Ostruzione renale e gravidanza: cause, sintomi e terapia

Congestione renale e gravidanza

Quando l’urina non può più fluire dai reni alla vescica, ritorna nei reni e li fa gonfiare. I medici parlano quindi di congestione renale (idronefrosi). Colpisce un solo rene o entrambi. A seconda della gravità, i sintomi vanno da una leggera sensazione di stiramento ai fianchi fino a forti dolori, febbre, nausea e vomito. Anche il dolore durante la minzione è un possibile sintomo di congestione renale.

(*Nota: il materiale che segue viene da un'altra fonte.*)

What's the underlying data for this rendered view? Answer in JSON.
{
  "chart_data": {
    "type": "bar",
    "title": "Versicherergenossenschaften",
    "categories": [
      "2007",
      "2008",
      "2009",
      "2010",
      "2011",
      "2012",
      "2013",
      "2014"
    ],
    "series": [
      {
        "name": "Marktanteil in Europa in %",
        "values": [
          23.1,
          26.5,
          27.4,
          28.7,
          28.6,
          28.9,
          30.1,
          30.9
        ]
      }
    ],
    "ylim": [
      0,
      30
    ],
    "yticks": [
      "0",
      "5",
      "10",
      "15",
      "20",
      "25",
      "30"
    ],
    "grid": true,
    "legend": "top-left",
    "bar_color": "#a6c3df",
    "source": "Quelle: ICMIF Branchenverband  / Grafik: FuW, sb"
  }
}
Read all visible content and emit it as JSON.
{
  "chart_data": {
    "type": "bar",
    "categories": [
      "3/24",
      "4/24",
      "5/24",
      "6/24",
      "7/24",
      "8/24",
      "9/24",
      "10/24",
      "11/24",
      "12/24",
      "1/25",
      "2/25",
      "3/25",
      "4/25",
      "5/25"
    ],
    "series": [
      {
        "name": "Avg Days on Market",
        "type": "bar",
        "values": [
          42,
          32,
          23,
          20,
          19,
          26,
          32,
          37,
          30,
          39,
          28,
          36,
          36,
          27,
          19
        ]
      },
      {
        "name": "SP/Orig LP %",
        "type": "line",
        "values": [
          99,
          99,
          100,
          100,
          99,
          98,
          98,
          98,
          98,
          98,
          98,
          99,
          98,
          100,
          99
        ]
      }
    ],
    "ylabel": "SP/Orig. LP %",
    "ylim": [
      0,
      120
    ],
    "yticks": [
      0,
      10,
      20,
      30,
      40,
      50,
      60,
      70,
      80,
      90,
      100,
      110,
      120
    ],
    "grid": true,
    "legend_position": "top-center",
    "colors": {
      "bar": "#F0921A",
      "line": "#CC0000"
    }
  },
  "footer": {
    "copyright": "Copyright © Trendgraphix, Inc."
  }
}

Gravidanza: cambiamenti fisici

Durante la gravidanza l’organismo femminile subisce enormi cambiamenti. Anche il sistema urinario ne risente: la quantità di acqua corporea aumenta di circa il 40%. I due reni, che fungono da stazione di filtraggio, devono quindi svolgere un lavoro maggiore. Il fluido corporeo viene filtrato nel tessuto esterno del rene (corteccia renale) e poi passa in un tubo di raccolta all'interno del rene, i calici renali. I calici renali a loro volta trasmettono l'urina alla pelvi renale, da dove viene trasportata attraverso il tratto urinario drenante alla vescica urinaria. Infine, l'urina viene espulsa dalla vescica attraverso l'uretra, che nelle donne è lunga pochi centimetri.

Gravidanza: il bambino preme sul sistema urinario

Più la gravidanza è avanzata, più spazio è richiesto dall'utero e dal bambino in crescita. Durante il processo, entrambi gli ureteri vengono schiacciati in misura maggiore o minore. Quanto più viene inibito il deflusso dell'urina, tanto più grave è la congestione renale, riconoscibile all'ecografia dalla forte dilatazione dei calici renali, della pelvi e delle vie urinarie. Questa grave forma di congestione renale colpisce circa il 3% delle donne incinte. È un po’ più comune nelle gravidanze multiple.

La congestione renale può colpire entrambi i reni, ma solitamente è il rene destro a causare i sintomi. Questo perché, da un lato, una parte dell'intestino protegge il tratto urinario sinistro dallo schiacciamento. D'altra parte, l'utero e un vaso sanguigno situato sul lato destro, la vena ovarica, esercitano una pressione maggiore sul tratto urinario destro.

Infezioni del tratto urinario dovute a congestione renale

Le infezioni delle vie urinarie dovrebbero essere trattate, poiché possono ascendere ai reni e portare a un'infiammazione pelvica renale (cronica). Altre possibili conseguenze dei batteri nelle urine includono la preeclampsia, il basso peso alla nascita e il parto prematuro. Pertanto, le donne incinte dovrebbero consultare un medico se sospettano un'infezione del tratto urinario.

Altre cause di congestione renale

La gravidanza e i suoi cambiamenti non sono l’unico possibile fattore scatenante della congestione renale. Dietro a ciò possono esserci anche varie malattie e complicazioni come:

  • Calcoli della vescica urinaria
  • Calcoli renali
  • Cancro della vescica, del tratto urinario, del colon o dell'utero (collo dell'utero)

Durante la gravidanza, quando i calcoli nel sistema urinario causano una grave congestione renale, i medici trattano il problema con uno stent ureterale o un tubo inserito nel rene attraverso la pelle. Entrambi i trattamenti drenano l'urina dai reni. Gli inserti possono rimanere nel corpo fino alla nascita, ma devono essere cambiati regolarmente.

Congestione renale e gravidanza: quando consultare un medico?

Tuttavia, una leggera congestione renale potrebbe già essere indicata se si ha la sensazione che la vescica non si svuoti mai completamente e si debba costantemente andare urgentemente in bagno. Possibili segni possono anche essere se quando si urina e senza pressione escono solo piccole quantità di urina e se si deve andare in bagno più spesso di notte.

Ma non preoccupatevi troppo per quanto riguarda la congestione renale. Durante la gravidanza, il ginecologo curante presta molta attenzione alla salute della futura mamma (e, ovviamente, del bambino). Durante i controlli regolari è in grado di riconoscere e trattare tempestivamente eventuali segnali d'allarme.